- A move by Texas’ largest health insurer to reduce unnecessary ER visits could provide a welcome boost to direct-to-consumer telehealth programs in the state.
Beginning in June, Blue Cross and Blue Shield of Texas will begin screening ER visits from fully insured and retail HMO members, and may decline reimbursement if the visit is out-of-network and deemed unnecessary. The insurer’s goal is to reduce hospital visits for minor ailments that are expensive and time-consuming and lead to crowded ERs.
The new policy is expected to affect about 500,000 Texans.
“Some of our members are using the emergency room (ER) for things like head lice or sprained ankles, for convenience rather than for serious or life-threatening issues,” BCBST officials said in a letter sent to affected members. “Doing so not only drives up costs for our members, but uses limited ER resources for conditions that are not serious or life threatening. We want to make health care affordable for our members, and to do so, we have to be good stewards of their money.”
While BCBST’s policy doesn’t mention telehealth, a similar strategy unveiled last year by Anthem Blue Cross Blue Shield did.
The Indianapolis-based insurer, which administers Blue Cross Blue Shield plans in 14 states, launched its initiative last July in Georgia, saying members should use the payer’s telehealth service or visit an urgent care or retail clinic rather than visiting a hospital for a non-emergency health issue. The insurer has since expanded that policy to Indiana, Kentucky and Missouri.
According to Anthem, an ER visit costs about $1,200 on average, compared to $190 for a visit to an urgent care center, $125 for a trip to the doctor’s office and $85 for an appointment at a walk-in clinic at a pharmacy. Consumer-facing telehealth programs, meanwhile, generally charge between $50 and $80 for an online visit.
In addition, Minneapolis-based UnitedHealth has introduced a new policy to review ER claims from its most costly patients, also in an effort to steer them away from the hospital and to more appropriate care.
Prior to launching its policy, Anthem crafted a list of some 2,000 diagnosis codes that it says cover procedures that should be handled in places other than an emergency room. That list was whittled down to about 300 codes – representing the most common non-emergency conditions.
In Georgia, BCBSGa officials emphasized that all ER visits are carefully screened to determine if they meet the definition of a non-emergency. They also point out the rule doesn’t apply to children under 13, Sundays or holiday visits or instances in which the member is more than 15 miles from the nearest urgent care clinic.
All of these moves have drawn strong opposition from physicians and patient advocates who worry that patients will self-diagnose and avoid an ER visit when they really do have an emergency.

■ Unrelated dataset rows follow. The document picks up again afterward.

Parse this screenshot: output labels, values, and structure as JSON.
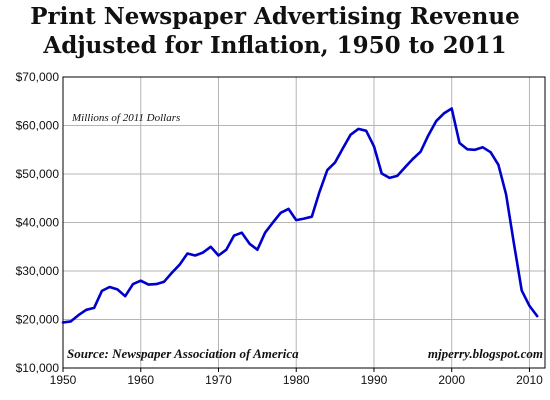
{
  "title_line1": "Print Newspaper Advertising Revenue",
  "title_line2": "Adjusted for Inflation, 1950 to 2011",
  "chart_data": {
    "type": "line",
    "title": "Print Newspaper Advertising Revenue Adjusted for Inflation, 1950 to 2011",
    "units_note": "Millions of 2011 Dollars",
    "source": "Source: Newspaper Association of America",
    "credit": "mjperry.blogspot.com",
    "xlabel": "",
    "ylabel": "",
    "xlim": [
      1950,
      2012
    ],
    "ylim": [
      10000,
      70000
    ],
    "x_ticks": [
      1950,
      1960,
      1970,
      1980,
      1990,
      2000,
      2010
    ],
    "y_ticks": [
      10000,
      20000,
      30000,
      40000,
      50000,
      60000,
      70000
    ],
    "y_tick_labels": [
      "$10,000",
      "$20,000",
      "$30,000",
      "$40,000",
      "$50,000",
      "$60,000",
      "$70,000"
    ],
    "grid": true,
    "line_color": "#0000cc",
    "series": [
      {
        "x": [
          1950,
          1951,
          1952,
          1953,
          1954,
          1955,
          1956,
          1957,
          1958,
          1959,
          1960,
          1961,
          1962,
          1963,
          1964,
          1965,
          1966,
          1967,
          1968,
          1969,
          1970,
          1971,
          1972,
          1973,
          1974,
          1975,
          1976,
          1977,
          1978,
          1979,
          1980,
          1981,
          1982,
          1983,
          1984,
          1985,
          1986,
          1987,
          1988,
          1989,
          1990,
          1991,
          1992,
          1993,
          1994,
          1995,
          1996,
          1997,
          1998,
          1999,
          2000,
          2001,
          2002,
          2003,
          2004,
          2005,
          2006,
          2007,
          2008,
          2009,
          2010,
          2011
        ],
        "y": [
          19400,
          19600,
          20900,
          22000,
          22400,
          25900,
          26700,
          26200,
          24800,
          27300,
          28000,
          27200,
          27300,
          27800,
          29600,
          31300,
          33600,
          33200,
          33800,
          35000,
          33200,
          34400,
          37300,
          37900,
          35600,
          34400,
          37900,
          40000,
          42000,
          42800,
          40500,
          40800,
          41200,
          46300,
          50800,
          52400,
          55300,
          58100,
          59300,
          58900,
          55700,
          50100,
          49200,
          49600,
          51400,
          53100,
          54600,
          58000,
          60900,
          62500,
          63500,
          56400,
          55100,
          55000,
          55500,
          54500,
          51900,
          45800,
          35700,
          26000,
          22800,
          20700
        ]
      }
    ]
  }
}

“We shouldn’t put the onus on patients to make potentially very difficult medical determinations,” Dr. Richard Fogel, chief clinical officer at Indiana’s St. Vincent Health, told the Indiana Business Journal last August. “If somebody has chest discomforts they’re concerned about, we think the ER is the best place for that to be evaluated.”
“They talk about being fiscally responsible. But they’re placing patients at risk,” Dr. Vidor Friedman, vice president of the American College of Emergency Physicians, told the Dallas Morning News. The national medical specialty group, based in Irving, has opposed each payer’s policy, suggesting it violates federal law.
“Health plans have a long history of not paying for emergency care,” ACEP President Rebecca Parker said in a statement issued last year. “For years, they have denied claims based on final diagnoses instead of symptoms. Emergency physicians successfully fought back against these policies, which are now part of federal law.”
But BCBST officials say they’re simply trying to reduce healthcare waste by weeding out ER visits that – after later review – shouldn’t; have happened, and which could have been handled in a much less costly format.
While the emphasis is on retail clinics or the doctor’s office, it could also benefit the growing number of direct-to-consumer telehealth and telemedicine programs in Texas. Several have opened up shop in the Lone Star State since lawmakers passed sweeping new virtual care guidelines last year.